The thing that lands for me here isn't the three-layer model itself—rules, skills, hooks is a clean taxonomy but not a surprising one. What's more interesting is the recognition that the scaffolding is the product, not the agent.
I've been circling a similar thought lately: we spend a lot of energy evaluating coding agents by what they can produce, but almost none evaluating the quality of the guardrails around them. A junior developer with a great CI pipeline and a clear code review process will out-ship a genius working alone with no safety net. The same seems true for agents, but the industry conversation is still mostly "which model scores highest on SWE-bench" rather than "which team has the best pre-push hook setup."

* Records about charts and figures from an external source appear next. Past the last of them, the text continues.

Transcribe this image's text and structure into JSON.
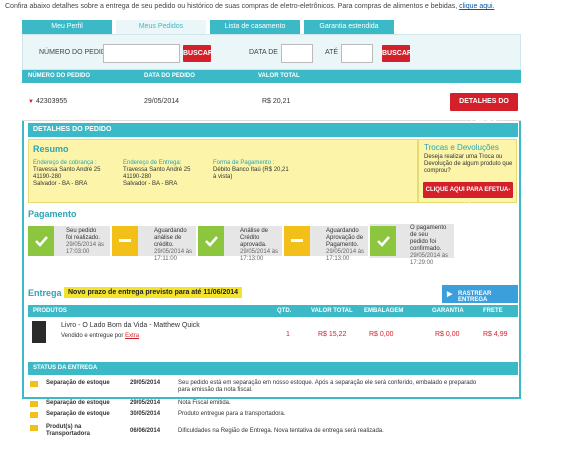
{
  "intro": {
    "text": "Confira abaixo detalhes sobre a entrega de seu pedido ou histórico de suas compras de eletro-eletrônicos. Para compras de alimentos e bebidas, ",
    "link": "clique aqui."
  },
  "tabs": [
    "Meu Perfil",
    "Meus Pedidos",
    "Lista de casamento",
    "Garantia estendida"
  ],
  "search": {
    "numero_label": "NÚMERO DO PEDIDO",
    "buscar1": "BUSCAR",
    "data_label": "DATA DE",
    "ate_label": "ATÉ",
    "buscar2": "BUSCAR"
  },
  "orders_head": {
    "numero": "NÚMERO DO PEDIDO",
    "data": "DATA DO PEDIDO",
    "valor": "VALOR TOTAL"
  },
  "order": {
    "numero": "42303955",
    "data": "29/05/2014",
    "valor": "R$ 20,21",
    "detalhes_btn": "DETALHES DO PEDIDO"
  },
  "detalhes": {
    "header": "DETALHES DO PEDIDO",
    "resumo_title": "Resumo",
    "cobranca_label": "Endereço de cobrança :",
    "cobranca_lines": [
      "Travessa Santo André 25",
      "41190-280",
      "Salvador - BA - BRA"
    ],
    "entrega_label": "Endereço de Entrega:",
    "entrega_lines": [
      "Travessa Santo André 25",
      "41190-280",
      "Salvador - BA - BRA"
    ],
    "pagamento_label": "Forma de Pagamento :",
    "pagamento_lines": [
      "Débito Banco Itaú (R$ 20,21",
      "à vista)"
    ],
    "trocas_title": "Trocas e Devoluções",
    "trocas_text": "Deseja realizar uma Troca ou Devolução de algum produto que comprou?",
    "trocas_btn": "CLIQUE AQUI PARA EFETUA-LA"
  },
  "pagamento": {
    "title": "Pagamento",
    "steps": [
      {
        "color": "green",
        "text": [
          "Seu pedido",
          "foi realizado."
        ],
        "date": [
          "29/05/2014 às",
          "17:03:00"
        ]
      },
      {
        "color": "yellow",
        "text": [
          "Aguardando",
          "análise de",
          "crédito."
        ],
        "date": [
          "29/05/2014 às",
          "17:11:00"
        ]
      },
      {
        "color": "green",
        "text": [
          "Análise de",
          "Crédito",
          "aprovada."
        ],
        "date": [
          "29/05/2014 às",
          "17:13:00"
        ]
      },
      {
        "color": "yellow",
        "text": [
          "Aguardando",
          "Aprovação de",
          "Pagamento."
        ],
        "date": [
          "29/05/2014 às",
          "17:13:00"
        ]
      },
      {
        "color": "green",
        "text": [
          "O pagamento",
          "de seu",
          "pedido foi",
          "confirmado."
        ],
        "date": [
          "29/05/2014 às",
          "17:29:00"
        ]
      }
    ]
  },
  "entrega": {
    "title": "Entrega",
    "badge": "Novo prazo de entrega previsto para até 11/06/2014",
    "rastrear_btn": "RASTREAR ENTREGA"
  },
  "produtos": {
    "head": {
      "produtos": "PRODUTOS",
      "qtd": "QTD.",
      "valor": "VALOR TOTAL",
      "embalagem": "EMBALAGEM",
      "garantia": "GARANTIA",
      "frete": "FRETE"
    },
    "item": {
      "nome": "Livro - O Lado Bom da Vida - Matthew Quick",
      "vendido_text": "Vendido e entregue por ",
      "vendido_link": "Extra",
      "qtd": "1",
      "valor": "R$ 15,22",
      "embalagem": "R$ 0,00",
      "garantia": "R$ 0,00",
      "frete": "R$ 4,99"
    }
  },
  "status": {
    "head": "STATUS DA ENTREGA",
    "rows": [
      {
        "label": "Separação de estoque",
        "date": "29/05/2014",
        "desc": [
          "Seu pedido está em separação em nosso estoque. Após a separação ele será conferido, embalado e preparado",
          "para emissão da nota fiscal."
        ]
      },
      {
        "label": "Separação de estoque",
        "date": "29/05/2014",
        "desc": [
          "Nota Fiscal emitida."
        ]
      },
      {
        "label": "Separação de estoque",
        "date": "30/05/2014",
        "desc": [
          "Produto entregue para a transportadora."
        ]
      },
      {
        "label": "Produt(s) na Transportadora",
        "date": "06/06/2014",
        "desc": [
          "Dificuldades na Região de Entrega. Nova tentativa de entrega será realizada."
        ]
      }
    ]
  },
  "colors": {
    "teal": "#3bb9c7",
    "red": "#d4202a",
    "green": "#8cc63f",
    "yellow": "#f3c019",
    "notice": "#fbf4a9"
  }
}
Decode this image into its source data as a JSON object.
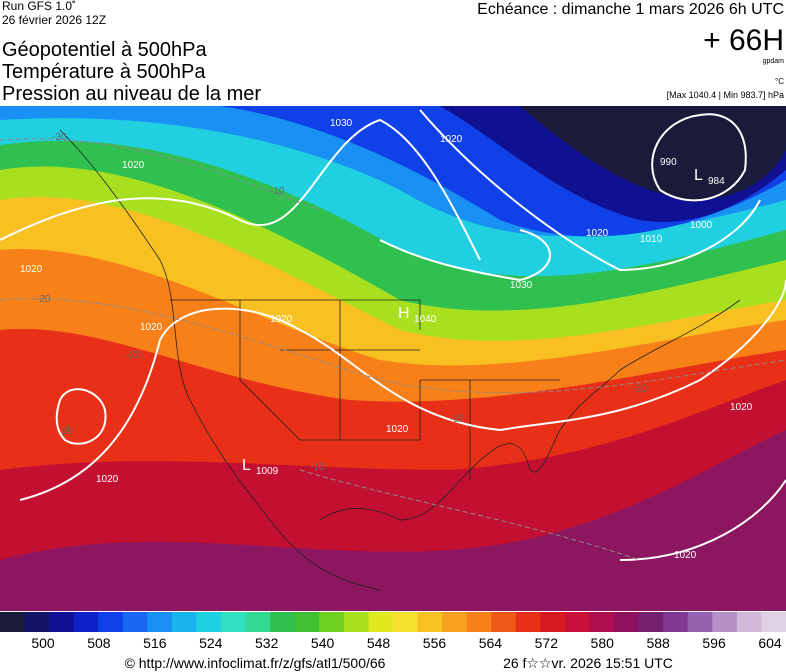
{
  "header": {
    "run": "Run GFS 1.0˚",
    "run_date": "26 février 2026 12Z",
    "titles": [
      "Géopotentiel à 500hPa",
      "Température à 500hPa",
      "Pression au niveau de la mer"
    ],
    "valid": "Echéance : dimanche 1 mars 2026 6h UTC",
    "lead": "+ 66H",
    "unit_geo": "gpdam",
    "unit_temp": "°C",
    "pressure_range": "[Max 1040.4 | Min 983.7] hPa"
  },
  "map_labels": [
    "1030",
    "1020",
    "1020",
    "1020",
    "1020",
    "1030",
    "H",
    "1040",
    "L",
    "984",
    "990",
    "1000",
    "1010",
    "1020",
    "1020",
    "L",
    "1009",
    "1020",
    "1020",
    "1020",
    "1020",
    "-30",
    "-20",
    "-20",
    "-20",
    "-10",
    "-20",
    "-10",
    "20"
  ],
  "colorbar": {
    "colors": [
      "#1a1a3a",
      "#141466",
      "#101092",
      "#0e20c8",
      "#1040e8",
      "#1868f4",
      "#1890f4",
      "#18b4ec",
      "#20d0e0",
      "#30e0c0",
      "#30d890",
      "#30c050",
      "#40c030",
      "#70d020",
      "#a8e020",
      "#e0e820",
      "#f8e030",
      "#f8c020",
      "#f8a020",
      "#f88018",
      "#f05818",
      "#e83018",
      "#d81820",
      "#c81038",
      "#b00c50",
      "#901060",
      "#782070",
      "#803890",
      "#9860b0",
      "#b890c8",
      "#d0b8d8",
      "#e0d0e4"
    ],
    "ticks": [
      "500",
      "508",
      "516",
      "524",
      "532",
      "540",
      "548",
      "556",
      "564",
      "572",
      "580",
      "588",
      "596",
      "604"
    ]
  },
  "footer": {
    "source": "© http://www.infoclimat.fr/z/gfs/atl1/500/66",
    "generated": "26 f☆☆vr. 2026 15:51 UTC"
  }
}
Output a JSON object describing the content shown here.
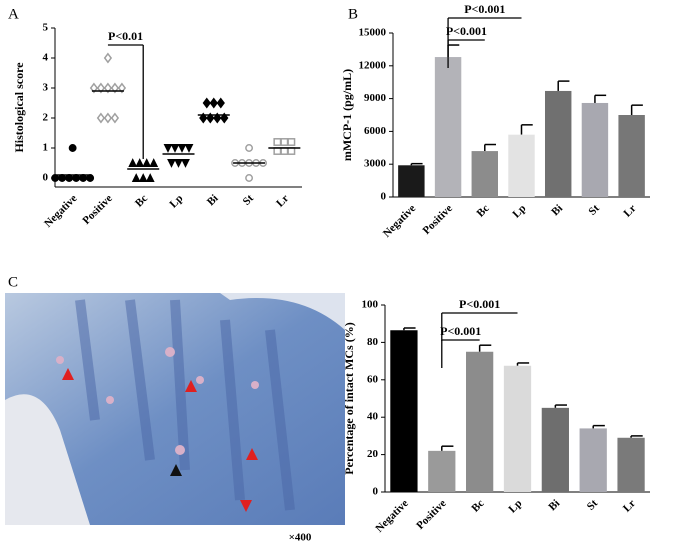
{
  "panel_labels": [
    "A",
    "B",
    "C"
  ],
  "image_caption": "×400",
  "chart_data": [
    {
      "type": "scatter",
      "ylabel": "Histological score",
      "categories": [
        "Negative",
        "Positive",
        "Bc",
        "Lp",
        "Bi",
        "St",
        "Lr"
      ],
      "values": [
        [
          1,
          0,
          0,
          0,
          0,
          0,
          0
        ],
        [
          4,
          3,
          3,
          3,
          3,
          3,
          2,
          2,
          2
        ],
        [
          0.5,
          0.5,
          0.5,
          0.5,
          0,
          0,
          0
        ],
        [
          1,
          1,
          1,
          1,
          0.5,
          0.5,
          0.5
        ],
        [
          2.5,
          2.5,
          2.5,
          2,
          2,
          2,
          2
        ],
        [
          1,
          0.5,
          0.5,
          0.5,
          0.5,
          0.5,
          0
        ],
        [
          1.2,
          1.2,
          1.2,
          0.9,
          0.9,
          0.9
        ]
      ],
      "means": [
        0.1,
        2.9,
        0.3,
        0.8,
        2.1,
        0.5,
        1
      ],
      "markers": [
        "circle",
        "diamond",
        "triangle",
        "triangle-down",
        "diamond",
        "circle",
        "square"
      ],
      "filled": [
        true,
        false,
        true,
        true,
        true,
        false,
        false
      ],
      "colors": [
        "#000000",
        "#a0a0a0",
        "#000000",
        "#000000",
        "#000000",
        "#a0a0a0",
        "#a0a0a0"
      ],
      "ylim": [
        -0.3,
        5
      ],
      "yticks": [
        0,
        1,
        2,
        3,
        4,
        5
      ],
      "annotations": [
        {
          "text": "P<0.01",
          "from": "Positive",
          "to": "Bc"
        }
      ]
    },
    {
      "type": "bar",
      "ylabel": "mMCP-1 (pg/mL)",
      "categories": [
        "Negative",
        "Positive",
        "Bc",
        "Lp",
        "Bi",
        "St",
        "Lr"
      ],
      "values": [
        2900,
        12800,
        4200,
        5700,
        9700,
        8600,
        7500
      ],
      "errors": [
        150,
        1100,
        600,
        900,
        900,
        700,
        900
      ],
      "colors": [
        "#1a1a1a",
        "#b3b3b8",
        "#8c8c8c",
        "#e3e3e3",
        "#707070",
        "#a8a8b0",
        "#777777"
      ],
      "ylim": [
        0,
        15000
      ],
      "yticks": [
        0,
        3000,
        6000,
        9000,
        12000,
        15000
      ],
      "annotations": [
        {
          "text": "P<0.001",
          "from": "Positive",
          "to": "Lp"
        },
        {
          "text": "P<0.001",
          "from": "Positive",
          "to": "Bc"
        }
      ]
    },
    {
      "type": "bar",
      "ylabel": "Percentage of intact MCs (%)",
      "categories": [
        "Negative",
        "Positive",
        "Bc",
        "Lp",
        "Bi",
        "St",
        "Lr"
      ],
      "values": [
        86.5,
        22,
        75,
        67.5,
        45,
        34,
        29
      ],
      "errors": [
        1.2,
        2.5,
        3.5,
        1.5,
        1.5,
        1.5,
        1
      ],
      "colors": [
        "#000000",
        "#9a9a9a",
        "#8c8c8c",
        "#dadada",
        "#6e6e6e",
        "#a8a8b0",
        "#7a7a7a"
      ],
      "ylim": [
        0,
        100
      ],
      "yticks": [
        0,
        20,
        40,
        60,
        80,
        100
      ],
      "annotations": [
        {
          "text": "P<0.001",
          "from": "Positive",
          "to": "Lp"
        },
        {
          "text": "P<0.001",
          "from": "Positive",
          "to": "Bc"
        }
      ]
    }
  ]
}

The part I keep coming back to is the SessionStart hook checking that the database is development and not production before the agent even gets to think. That's the kind of thing that sounds paranoid until you've been woken up at 2 AM once, and then it sounds obvious. How many of those checks did you add before something bad happened versus after? I'm trying to get better at writing the "before" ones, but most of mine still come from scars.
“ How many of those checks did you add before something bad happened versus after?”
That’s a great point! I’d say it’s a mix. Although most of mine come from scars too, but they are decades of scars.
There’s something helpful about having a pessimistic and paranoid sysadmin building / contributing to this stuff that helps :)
This is really a great insight and it’s spot on…and sadly unsurprisingly true
This is one of the best framings of the "AI + non-engineers" conversation I've seen. The key insight — "make the system paranoid instead of making the person paranoid" — applies way beyond just coding agents. I've been exploring a similar pattern with AI-powered productivity tools: instead of relying on the user to prompt perfectly, you build the quality checks into the pipeline itself. The same principle works for AI-assisted outreach and automation — the guardrails matter more than the prompts.
Love this proof that curiosity, persistence, and practical problem-solving can matter more than perfect command-line knowledge.
the best part is she shipped something. most people who know cd backward and forward are still waiting for perfect conditions.